A detailed description of mocks, along with useful coded snippets, can be found in the section Testing with mocks.

Template tests

In zerver/tests/test_templates.py we have a test that renders all of our back end templates with a "dummy" context, to make sure the templates don't have obvious errors. (These tests won't catch all types of errors; they are just a first line of defense.)

SQL performance tests

A common class of bug with Django systems is to handle bulk data in an inefficient way, where the back end populates objects for join tables with a series of individual queries that give O(N) latency. (The remedy is often just to call select_related(), but sometimes it requires a more subtle restructuring of the code.)

We try to prevent these bugs in our tests by using a context manager called queries_captured() that captures the SQL queries used by the back end during a particular operation. We make assertions about those queries, often simply asserting that the number of queries is below some threshold.

Event-based tests

The Zulip back end has a mechanism where it will fetch initial data for a client from the database, and then it will subsequently apply some queued up events to that data to the data structure before notifying the client.
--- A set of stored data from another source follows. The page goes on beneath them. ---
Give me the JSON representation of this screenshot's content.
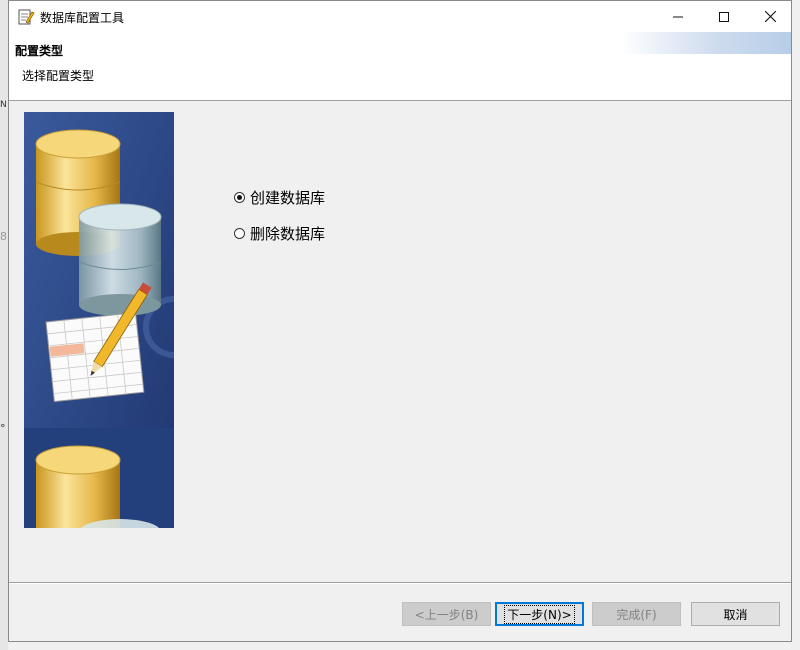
{
  "window": {
    "title": "数据库配置工具",
    "icon": "database-config-icon",
    "controls": [
      "minimize-icon",
      "maximize-icon",
      "close-icon"
    ]
  },
  "header": {
    "title": "配置类型",
    "subtitle": "选择配置类型"
  },
  "options": [
    {
      "label": "创建数据库",
      "selected": true
    },
    {
      "label": "删除数据库",
      "selected": false
    }
  ],
  "buttons": {
    "prev": {
      "label": "<上一步(B)",
      "enabled": false
    },
    "next": {
      "label": "下一步(N)>",
      "enabled": true,
      "default": true
    },
    "finish": {
      "label": "完成(F)",
      "enabled": false
    },
    "cancel": {
      "label": "取消",
      "enabled": true
    }
  },
  "colors": {
    "illustration_bg": "#2d4a86",
    "focus_border": "#0078d7"
  }
}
The EventsRegisterTest.do_test() helper helps tests verify that the application of those events via apply_events() produces the same data structure as performing an action that generates said event.

This is a bit esoteric, but if you read the tests, you will see some of the patterns. You can also learn more about our event system in the new feature tutorial.

Negative tests

It is important to verify error handling paths for endpoints, particularly situations where we need to ensure that we don't return results to clients with improper authentication or with limited authorization. A typical test will call the endpoint with either a non-logged in client, an invalid API key, or missing input fields. Then the test will call assert_json_error() to verify that the endpoint is properly failing.

Testing considerations

Here are some things to consider when writing new tests:

  • Duplication We try to avoid excessive duplication in tests. If you have several tests repeating the same type of test setup, consider making a setUp() method or a test helper.

  • Network independence Our tests should still work if you don't have an internet connection. For third party clients, you can simulate their behavior using fixture data. For third party servers, you can typically simulate their behavior using mocks.

  • Coverage We have 100% line coverage on several of our backend modules. You can use the --coverage option to generate coverage reports, and new code should have 100% coverage, which generally requires testing not only the "happy path" but also error handling code and edge cases. It will generate a nice HTML report that you can view right from your browser (the tool prints the URL where the report is exposed in your development environment).

Note that test-backend --coverage will assert that various specific files in the project have 100% test coverage and throw an error if their coverage has fallen. One of our project goals is to expand that checking to ever-larger parts of the codebase.